When I left home to begin my day, I drove through the local McDonald's and ordered four breakfast meals. I knew that the man would probably not accept it, but it didn't matter. I suppose it became more about me than about them.

I parked my car in the parking lot and walked to a picnic table about 50 feet from where the mother was sitting on a blanket with the little girl. The father was, no doubt, in the restroom cleaning up. I didn't make eye contact with them. Instead, I methodically set the table for four and sat myself down.

Again, I never looked at her and I don't know if she looked at me, but I'm guessing she did.

I ate my breakfast, gathered the empties and deposited them in the nearby trashcan. Of course, I left the three other meals sitting on the table -- orange juice, McMuffin and hashbrown potatoes. I never looked back

As I drove off, I knew that I would never know what happened to the food. Did Mommy and Daddy have a "should we" discussion? Did they scramble to the table and begin eating? Did the little girl ask them why they couldn't eat the food?

I'll never know. And I'll never know if or how that innocent little girl will see life differently because of the crisis her parents were experiencing.

The whole incident, however, made me think more about how easily some circumstances can change the course of someone's life. I pondered about the impact that the circumstance of my childhood had on my life.

Was it a combination of childhood crises, attention deficit disorder, dyslexia and post-traumatic stress disorder from Vietnam (and childhood?) that set the tone for everything that has happened in my life? For as long as I can remember, I've struggled just to keep up with life. I've been blessed with an inflamed curiosity and a radar-like ability to connect with the most wonderful and amazing people -- and a few who were not that wonderful, but equally amazing.

And I've been cursed with the inability to complete stories and projects so that I could share them with people. I'm buried in a massive collection of astoundingly wonderful stories to tell about people anyone would want to get to know.

But instead of crafting the stories and sharing them with people, I've spent my entire adult life (so far) scrambling to keep the wolves off my heels. If only I had the time. If only I had the money. If only I had a working partner. If only I had the breaks.

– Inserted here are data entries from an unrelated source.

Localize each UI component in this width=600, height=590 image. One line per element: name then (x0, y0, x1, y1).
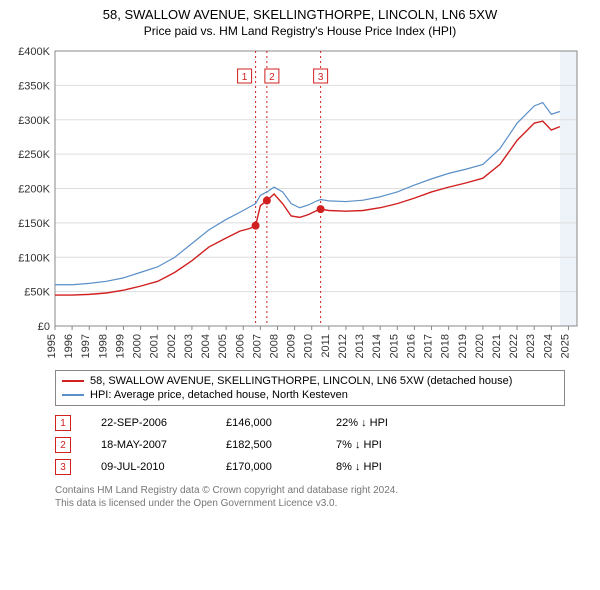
legend: 58, SWALLOW AVENUE, SKELLINGTHORPE, LINC… (55, 370, 565, 406)
sale-date: 09-JUL-2010 (101, 461, 196, 473)
sale-hpi-diff: 7% ↓ HPI (336, 439, 436, 451)
svg-text:2010: 2010 (303, 334, 315, 358)
svg-text:2021: 2021 (491, 334, 503, 358)
legend-label: HPI: Average price, detached house, Nort… (90, 389, 348, 401)
svg-text:3: 3 (318, 72, 324, 83)
svg-text:2023: 2023 (525, 334, 537, 358)
svg-text:2019: 2019 (457, 334, 469, 358)
svg-text:2016: 2016 (405, 334, 417, 358)
svg-text:2022: 2022 (508, 334, 520, 358)
svg-text:2003: 2003 (183, 334, 195, 358)
sale-date: 22-SEP-2006 (101, 417, 196, 429)
svg-text:2020: 2020 (474, 334, 486, 358)
sale-row: 1 22-SEP-2006 £146,000 22% ↓ HPI (55, 412, 565, 434)
chart-container: 58, SWALLOW AVENUE, SKELLINGTHORPE, LINC… (5, 7, 595, 510)
sale-price: £146,000 (226, 417, 306, 429)
legend-row: HPI: Average price, detached house, Nort… (62, 388, 558, 402)
svg-text:£200K: £200K (18, 184, 50, 196)
svg-text:2024: 2024 (542, 334, 554, 358)
svg-text:2006: 2006 (234, 334, 246, 358)
svg-text:£100K: £100K (18, 252, 50, 264)
svg-text:£250K: £250K (18, 149, 50, 161)
svg-text:2004: 2004 (200, 334, 212, 358)
svg-text:£350K: £350K (18, 80, 50, 92)
svg-text:£50K: £50K (24, 287, 50, 299)
sales-table: 1 22-SEP-2006 £146,000 22% ↓ HPI 2 18-MAY-200… (55, 412, 565, 478)
svg-text:£300K: £300K (18, 115, 50, 127)
svg-text:£400K: £400K (18, 46, 50, 58)
sale-row: 2 18-MAY-2007 £182,500 7% ↓ HPI (55, 434, 565, 456)
svg-text:2009: 2009 (286, 334, 298, 358)
svg-text:£0: £0 (38, 321, 50, 333)
sale-marker: 2 (55, 437, 71, 453)
footer-line-1: Contains HM Land Registry data © Crown c… (55, 484, 565, 497)
svg-text:1998: 1998 (97, 334, 109, 358)
svg-text:1996: 1996 (63, 334, 75, 358)
svg-text:2: 2 (269, 72, 275, 83)
svg-text:1995: 1995 (46, 334, 58, 358)
sale-price: £182,500 (226, 439, 306, 451)
legend-label: 58, SWALLOW AVENUE, SKELLINGTHORPE, LINC… (90, 375, 512, 387)
svg-text:2012: 2012 (337, 334, 349, 358)
chart-subtitle: Price paid vs. HM Land Registry's House … (5, 24, 595, 38)
svg-text:1997: 1997 (80, 334, 92, 358)
svg-text:2005: 2005 (217, 334, 229, 358)
svg-text:1: 1 (242, 72, 248, 83)
legend-swatch (62, 394, 84, 396)
svg-text:2013: 2013 (354, 334, 366, 358)
sale-hpi-diff: 22% ↓ HPI (336, 417, 436, 429)
svg-text:2025: 2025 (559, 334, 571, 358)
footer-line-2: This data is licensed under the Open Gov… (55, 497, 565, 510)
svg-text:1999: 1999 (114, 334, 126, 358)
footer-attribution: Contains HM Land Registry data © Crown c… (55, 484, 565, 510)
svg-text:2000: 2000 (132, 334, 144, 358)
svg-text:£150K: £150K (18, 218, 50, 230)
svg-text:2007: 2007 (251, 334, 263, 358)
svg-text:2014: 2014 (371, 334, 383, 358)
sale-marker: 1 (55, 415, 71, 431)
svg-text:2015: 2015 (388, 334, 400, 358)
svg-text:2011: 2011 (320, 334, 332, 358)
svg-text:2008: 2008 (268, 334, 280, 358)
svg-text:2001: 2001 (149, 334, 161, 358)
svg-text:2017: 2017 (423, 334, 435, 358)
legend-swatch (62, 380, 84, 382)
sale-row: 3 09-JUL-2010 £170,000 8% ↓ HPI (55, 456, 565, 478)
sale-date: 18-MAY-2007 (101, 439, 196, 451)
svg-text:2018: 2018 (440, 334, 452, 358)
price-chart: £0 £50K £100K £150K £200K £250K £300K £350K £400… (5, 46, 595, 366)
legend-row: 58, SWALLOW AVENUE, SKELLINGTHORPE, LINC… (62, 374, 558, 388)
chart-title: 58, SWALLOW AVENUE, SKELLINGTHORPE, LINC… (5, 7, 595, 22)
sale-marker: 3 (55, 459, 71, 475)
sale-hpi-diff: 8% ↓ HPI (336, 461, 436, 473)
sale-price: £170,000 (226, 461, 306, 473)
svg-text:2002: 2002 (166, 334, 178, 358)
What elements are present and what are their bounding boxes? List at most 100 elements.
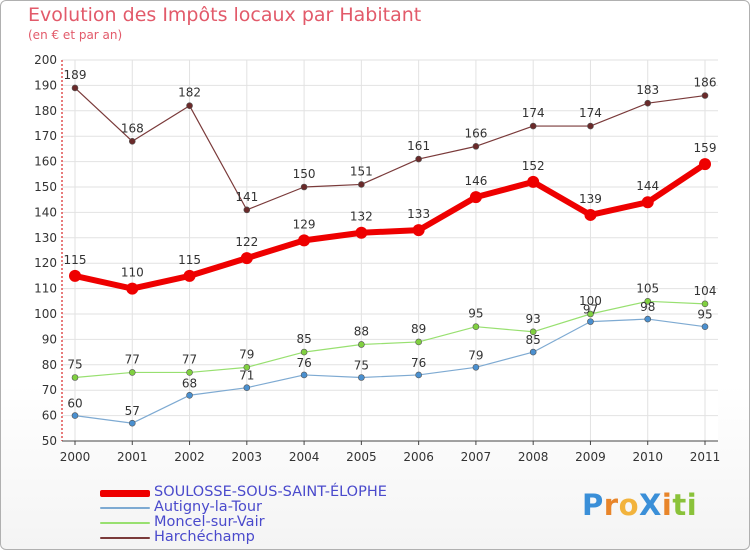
chart-title: Evolution des Impôts locaux par Habitant <box>28 4 422 26</box>
data-point <box>128 137 136 145</box>
y-tick-label: 150 <box>34 180 57 194</box>
data-point <box>412 224 425 237</box>
data-label: 168 <box>121 121 144 135</box>
data-point <box>71 374 79 381</box>
logo-letter: P <box>582 488 604 522</box>
data-label: 166 <box>464 126 487 140</box>
data-point <box>71 412 79 419</box>
data-label: 71 <box>239 369 254 383</box>
plot-area <box>62 60 718 441</box>
data-label: 68 <box>182 376 197 390</box>
logo-letter: o <box>618 488 640 522</box>
data-label: 151 <box>350 164 373 178</box>
data-point <box>527 175 540 188</box>
data-point <box>186 102 193 110</box>
data-point <box>644 297 652 305</box>
data-label: 115 <box>64 253 87 267</box>
data-point <box>300 348 308 356</box>
data-point <box>300 183 308 191</box>
data-point <box>243 364 251 371</box>
data-label: 182 <box>178 86 201 100</box>
data-label: 89 <box>411 322 426 336</box>
series-line <box>74 300 706 379</box>
legend-item: SOULOSSE-SOUS-SAINT-ÉLOPHE <box>100 484 500 501</box>
y-tick-label: 50 <box>42 434 57 448</box>
data-label: 115 <box>178 253 201 267</box>
data-point <box>126 282 139 295</box>
data-label: 186 <box>694 76 717 90</box>
data-label: 146 <box>464 174 487 188</box>
data-point <box>358 181 365 188</box>
data-point <box>587 310 594 318</box>
data-point <box>529 328 537 336</box>
x-tick-label: 2011 <box>690 450 721 464</box>
y-tick-label: 110 <box>34 282 57 296</box>
data-point <box>300 371 308 379</box>
data-point <box>183 269 196 282</box>
data-label: 150 <box>293 167 316 181</box>
data-label: 76 <box>296 356 311 370</box>
data-point <box>701 323 709 331</box>
data-point <box>587 318 594 325</box>
data-point <box>298 234 311 247</box>
legend-swatch <box>100 507 150 509</box>
legend-label: Autigny-la-Tour <box>154 499 263 515</box>
data-point <box>472 364 480 371</box>
y-tick-label: 200 <box>34 53 57 67</box>
data-point <box>186 391 193 399</box>
data-point <box>358 374 365 381</box>
data-point <box>69 269 81 282</box>
data-label: 189 <box>64 68 87 82</box>
data-label: 77 <box>182 352 197 366</box>
data-point <box>699 158 711 171</box>
chart-subtitle: (en € et par an) <box>28 28 123 42</box>
x-tick-label: 2000 <box>60 450 91 464</box>
data-point <box>243 384 251 391</box>
y-tick-label: 160 <box>34 155 57 169</box>
data-label: 122 <box>235 235 258 249</box>
y-tick-label: 130 <box>34 231 57 245</box>
data-label: 95 <box>468 307 483 321</box>
data-label: 133 <box>407 207 430 221</box>
data-label: 174 <box>579 106 602 120</box>
x-tick-label: 2003 <box>232 450 263 464</box>
data-label: 161 <box>407 139 430 153</box>
data-label: 75 <box>354 359 369 373</box>
y-tick-label: 170 <box>34 129 57 143</box>
legend-swatch <box>100 490 150 497</box>
data-point <box>355 226 368 239</box>
x-tick-label: 2005 <box>346 450 377 464</box>
data-point <box>587 122 594 130</box>
logo-letter: t <box>672 488 687 522</box>
data-label: 100 <box>579 294 602 308</box>
series-line <box>74 318 706 424</box>
legend-label: Harchéchamp <box>154 529 255 545</box>
y-tick-label: 90 <box>42 332 57 346</box>
x-tick-label: 2007 <box>461 450 492 464</box>
data-label: 75 <box>67 358 82 372</box>
data-label: 79 <box>239 347 254 361</box>
data-label: 104 <box>694 284 717 298</box>
data-label: 105 <box>636 281 659 295</box>
x-tick-label: 2008 <box>518 450 549 464</box>
data-point <box>584 208 597 221</box>
series-line <box>72 161 708 292</box>
data-point <box>472 143 480 150</box>
y-tick-label: 180 <box>34 104 57 118</box>
y-tick-label: 80 <box>42 358 57 372</box>
y-tick-label: 190 <box>34 78 57 92</box>
data-label: 85 <box>296 332 311 346</box>
data-label: 95 <box>697 308 712 322</box>
data-label: 144 <box>636 179 659 193</box>
data-label: 97 <box>583 303 598 317</box>
data-label: 93 <box>526 312 541 326</box>
proxiti-logo: ProXiti <box>582 488 697 522</box>
x-tick-label: 2010 <box>632 450 663 464</box>
data-label: 88 <box>354 324 369 338</box>
y-tick-label: 140 <box>34 205 57 219</box>
data-point <box>358 341 365 348</box>
data-point <box>529 122 537 130</box>
data-point <box>128 419 136 427</box>
logo-letter: r <box>603 488 619 522</box>
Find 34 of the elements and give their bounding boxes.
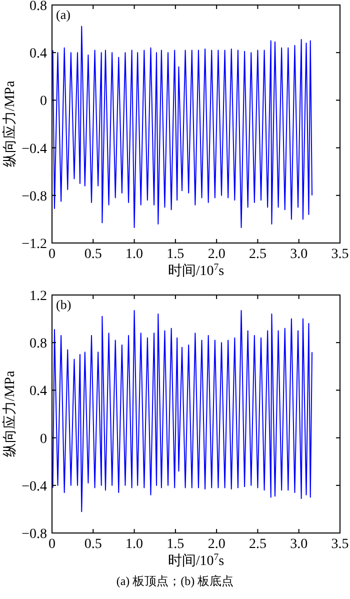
x-tick-label: 2.5 [248, 537, 266, 552]
x-tick-label: 1.0 [126, 537, 144, 552]
y-tick-label: −0.8 [22, 527, 47, 542]
x-tick-label: 2.5 [248, 247, 266, 262]
x-tick-label: 2.0 [208, 537, 226, 552]
x-axis-title: 时间/10$^{7}$s [168, 552, 224, 569]
y-tick-label: 0.8 [30, 0, 47, 14]
y-tick-label: 0.4 [30, 384, 47, 400]
y-tick-label: −0.4 [22, 479, 47, 494]
x-tick-label: 0.5 [84, 537, 102, 552]
y-axis-title: 纵向应力/MPa [2, 370, 18, 458]
y-tick-label: −0.8 [22, 189, 47, 204]
x-tick-label: 3.5 [331, 247, 349, 262]
y-tick-label: −1.2 [22, 237, 47, 252]
y-axis-title: 纵向应力/MPa [2, 80, 18, 168]
x-tick-label: 0.5 [84, 247, 102, 262]
y-tick-label: 1.2 [30, 289, 47, 304]
x-tick-label: 3.0 [290, 247, 308, 262]
x-tick-label: 1.0 [126, 247, 144, 262]
x-tick-label: 1.5 [166, 537, 184, 552]
y-tick-label: 0 [40, 94, 47, 110]
chart-title: (b) [56, 297, 72, 312]
line-series [52, 26, 313, 228]
y-tick-label: 0.8 [30, 336, 47, 352]
x-axis-title: 时间/10$^{7}$s [168, 262, 224, 279]
x-tick-label: 1.5 [166, 247, 184, 262]
text: (a) 板顶点；(b) 板底点 [116, 574, 234, 588]
y-tick-label: 0.4 [30, 46, 47, 62]
y-tick-label: 0 [40, 432, 47, 447]
x-tick-label: 2.0 [208, 247, 226, 262]
chart-title: (a) [56, 7, 70, 22]
x-tick-label: 3.0 [290, 537, 308, 552]
y-tick-label: −0.4 [22, 142, 47, 157]
x-tick-label: 3.5 [331, 537, 349, 552]
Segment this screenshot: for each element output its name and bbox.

I cannot keep saying "If only."

I can no longer wait for someone to give me permission to write something or shoot something or to record something. In my heart, I believe that it's time to tell the stories and hope that people read them. I spend so much time encouraging people to sit down with their parents or grandparents and record oral histories.

"It's like being in a library that's burning down," I keep repeating. "You have to move fast."

I'm also a library and I'm feeling the heat.

I hope you'll enjoy the very personal and amazing stories I'm about to share with the world.